Vladimir Putin’s clear victory in the Russian presidential election, garnering about 64 per cent of the votes — close to the 70 per cent he won in the 2004 election — suggests that his overall standing with the electorate at large has not been substantially eroded in spite of the impression that he had become palpably unpopular with sections of the urban middle-class electorate. This impression was created by the unprecedented anti-Putin rallies in Moscow after the parliamentary elections in December 2011.
While those elections were marred by accusations of vote rigging, the presidential election has not been surrounded by such controversy because of some unprecedented measures taken to make the voting arrangements less open to manipulation. The opposition’s complaints of not being given equal time on the visual media and Putin’s refusal to debate and so on are insufficient for the purpose of mobilizing and sustaining street protests against the president-elect, although, for larger geopolitical reasons, those challenging the fairness of the election will receive Western encouragement to continue agitating with a view to fuelling internal political unrest as much as possible.
The principle of non-interference in the internal affairs of countries has now been eroded to a point where the conduct of elections within a country is subject to oversight by outsiders and judgments are passed on the legitimacy of the results.
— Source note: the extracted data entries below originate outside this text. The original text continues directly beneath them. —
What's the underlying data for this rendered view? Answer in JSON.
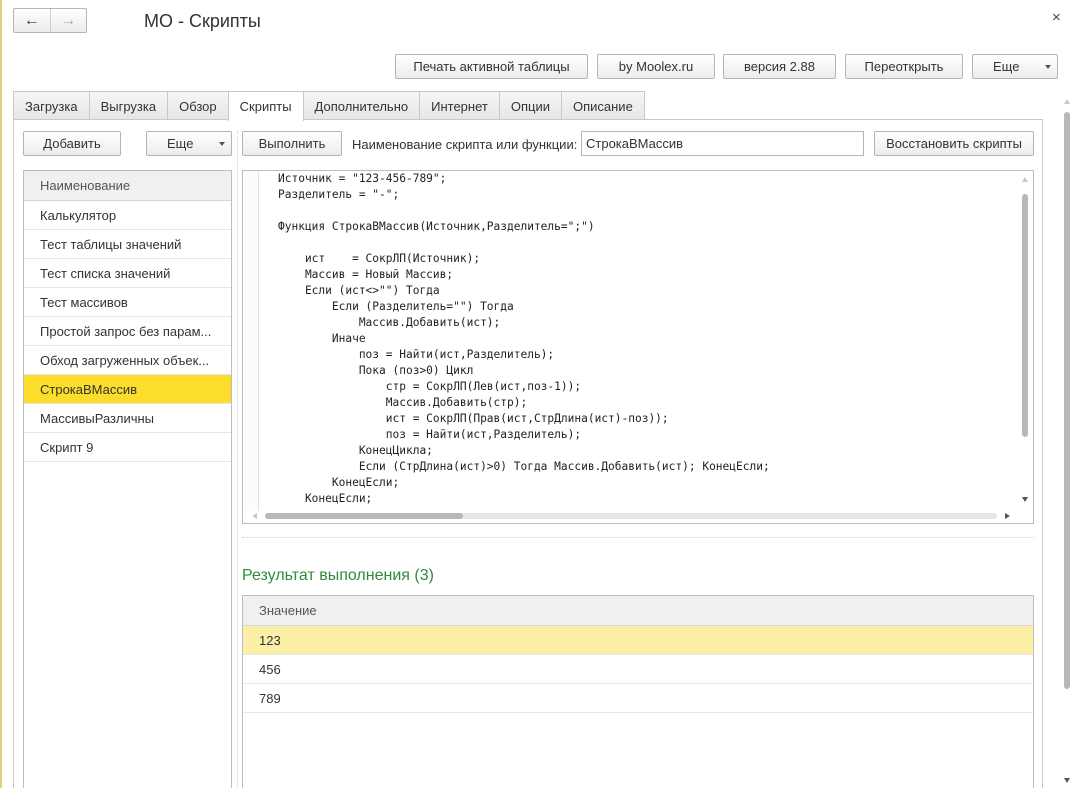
{
  "window": {
    "title": "МО - Скрипты",
    "back_icon": "←",
    "forward_icon": "→",
    "close_icon": "×"
  },
  "toolbar": {
    "print_label": "Печать активной таблицы",
    "moolex_label": "by Moolex.ru",
    "version_label": "версия 2.88",
    "reopen_label": "Переоткрыть",
    "more_label": "Еще"
  },
  "tabs": [
    {
      "label": "Загрузка"
    },
    {
      "label": "Выгрузка"
    },
    {
      "label": "Обзор"
    },
    {
      "label": "Скрипты"
    },
    {
      "label": "Дополнительно"
    },
    {
      "label": "Интернет"
    },
    {
      "label": "Опции"
    },
    {
      "label": "Описание"
    }
  ],
  "active_tab": "Скрипты",
  "scripts": {
    "add_label": "Добавить",
    "more_label": "Еще",
    "list_header": "Наименование",
    "items": [
      {
        "label": "Калькулятор"
      },
      {
        "label": "Тест таблицы значений"
      },
      {
        "label": "Тест списка значений"
      },
      {
        "label": "Тест массивов"
      },
      {
        "label": "Простой запрос без парам..."
      },
      {
        "label": "Обход загруженных объек..."
      },
      {
        "label": "СтрокаВМассив"
      },
      {
        "label": "МассивыРазличны"
      },
      {
        "label": "Скрипт 9"
      }
    ],
    "selected_item": "СтрокаВМассив"
  },
  "script_bar": {
    "run_label": "Выполнить",
    "name_label": "Наименование скрипта или функции:",
    "name_value": "СтрокаВМассив",
    "restore_label": "Восстановить скрипты"
  },
  "editor": {
    "code": "Источник = \"123-456-789\";\nРазделитель = \"-\";\n\nФункция СтрокаВМассив(Источник,Разделитель=\";\")\n\n    ист    = СокрЛП(Источник);\n    Массив = Новый Массив;\n    Если (ист<>\"\") Тогда\n        Если (Разделитель=\"\") Тогда\n            Массив.Добавить(ист);\n        Иначе\n            поз = Найти(ист,Разделитель);\n            Пока (поз>0) Цикл\n                стр = СокрЛП(Лев(ист,поз-1));\n                Массив.Добавить(стр);\n                ист = СокрЛП(Прав(ист,СтрДлина(ист)-поз));\n                поз = Найти(ист,Разделитель);\n            КонецЦикла;\n            Если (СтрДлина(ист)>0) Тогда Массив.Добавить(ист); КонецЕсли;\n        КонецЕсли;\n    КонецЕсли;"
  },
  "result": {
    "title": "Результат выполнения (3)",
    "column_header": "Значение",
    "rows": [
      {
        "value": "123"
      },
      {
        "value": "456"
      },
      {
        "value": "789"
      }
    ],
    "selected_row": "123"
  },
  "colors": {
    "selected_list": "#fbdd2a",
    "selected_row": "#fcefa6",
    "result_title": "#2e8b3c"
  }
}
Even major powers like Russia are not spared the ignominy of being made answerable to others for the conduct of their domestic politics.
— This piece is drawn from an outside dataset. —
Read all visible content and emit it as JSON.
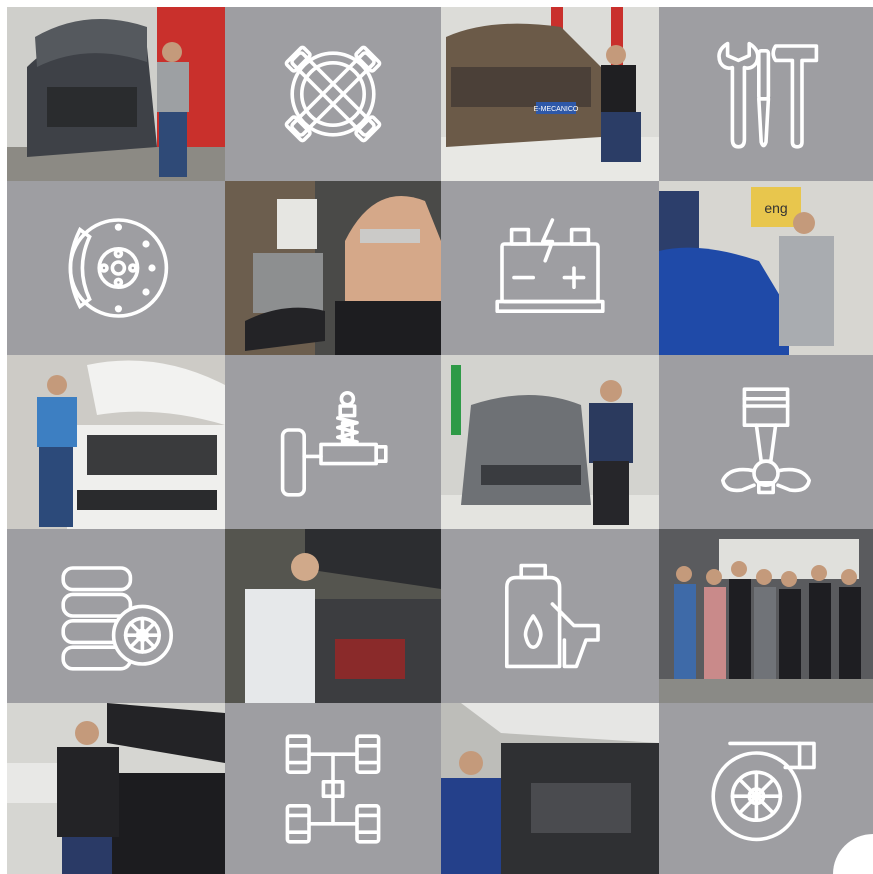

Putin’s victory was not in doubt; the question was whether he would win in the first round with 50 per cent plus one of the votes or be forced into a second round, in which case public sentiment against government policies would have got registered strongly and might have accelerated the introduction of reforms that the middle and entrepreneurial class in Russia seeks. Russia no doubt needs political and economic reforms as corruption, bureaucratic apathy, over-centralization, the exactions of the security apparatus, the weakness of the judicial system and the stifling of entrepreneurial initiative are problems that even the government recognizes.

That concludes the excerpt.